A couple of years later, the Bolivian entrepreneur and rubber king Nicolas Suárez Callaú (1851-1940) came
with a boatload of rubber bound for Europe via the Amazon River and the Atlantic Ocean. He decided to build a
little railway around the rapids and to build the town.
Cachuela Esperanza became a modern city with 3,000 families - about 10,000 people. The Suárez company
had 1,800 employees, with accountants from England. His assets exceeded 2 million British pounds. The
company owned five million hectares where it tapped the rubber tree (Hivea brasiliensis).
Cachuela Esperanza was one of the first places in South America with electricity. It had a theatre, tennis courts,
gardens and mansions with Arabic horses shipped up the Amazon, Madera and Bení rivers from Andalusia, and
a luxury hotel overlooking the Rapids of Hope. Millionaires came by sea planes.
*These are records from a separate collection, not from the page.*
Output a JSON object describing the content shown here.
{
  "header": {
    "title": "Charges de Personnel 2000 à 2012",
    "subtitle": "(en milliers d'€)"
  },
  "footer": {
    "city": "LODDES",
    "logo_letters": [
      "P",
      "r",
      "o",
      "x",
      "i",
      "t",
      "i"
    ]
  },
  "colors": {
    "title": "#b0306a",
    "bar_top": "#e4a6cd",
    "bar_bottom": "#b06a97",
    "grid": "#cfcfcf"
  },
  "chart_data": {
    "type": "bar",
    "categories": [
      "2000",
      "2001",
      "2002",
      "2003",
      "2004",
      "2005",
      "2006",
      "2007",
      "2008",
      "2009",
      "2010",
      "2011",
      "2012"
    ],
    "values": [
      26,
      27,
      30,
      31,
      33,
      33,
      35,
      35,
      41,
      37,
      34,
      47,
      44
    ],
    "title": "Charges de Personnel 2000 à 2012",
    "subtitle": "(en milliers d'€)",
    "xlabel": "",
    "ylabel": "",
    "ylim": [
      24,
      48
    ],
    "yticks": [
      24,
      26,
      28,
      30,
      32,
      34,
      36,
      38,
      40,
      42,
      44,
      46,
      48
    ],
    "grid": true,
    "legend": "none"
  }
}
In 1920, the town had one of the best hospitals in Latin America, with German doctors trained to treat tropical
diseases, and the first X-ray unit in Bolivia. Patients came from Peru, Colombia and Brazil.
When the rubber boom (1879-1912) burst, the Suárez family fostered the Brazil nut trade but could not stop the
town's demise. After the Second World War it got plundered by angry residents and became a ghost town. It is
now home to 200 people.
Perhaps a revival is due. The ruins are included in government tourist projects and some buildings have
already been renovated.
Editor's note: On Oct. 9, 2007, Martin Lobigs began a 4,000-kilometre bike ride from Argentina to Manaus,
Brazil - the metropolis of the Amazon. The journey is a continuation of the lifestyle he started in 1999 when he
left his home in St. John's to bike to Argentina, where he wrote "A Life on Wheels: Biking Alone from
Newfoundland to Latin America" (Creative Book Publishing, 2007).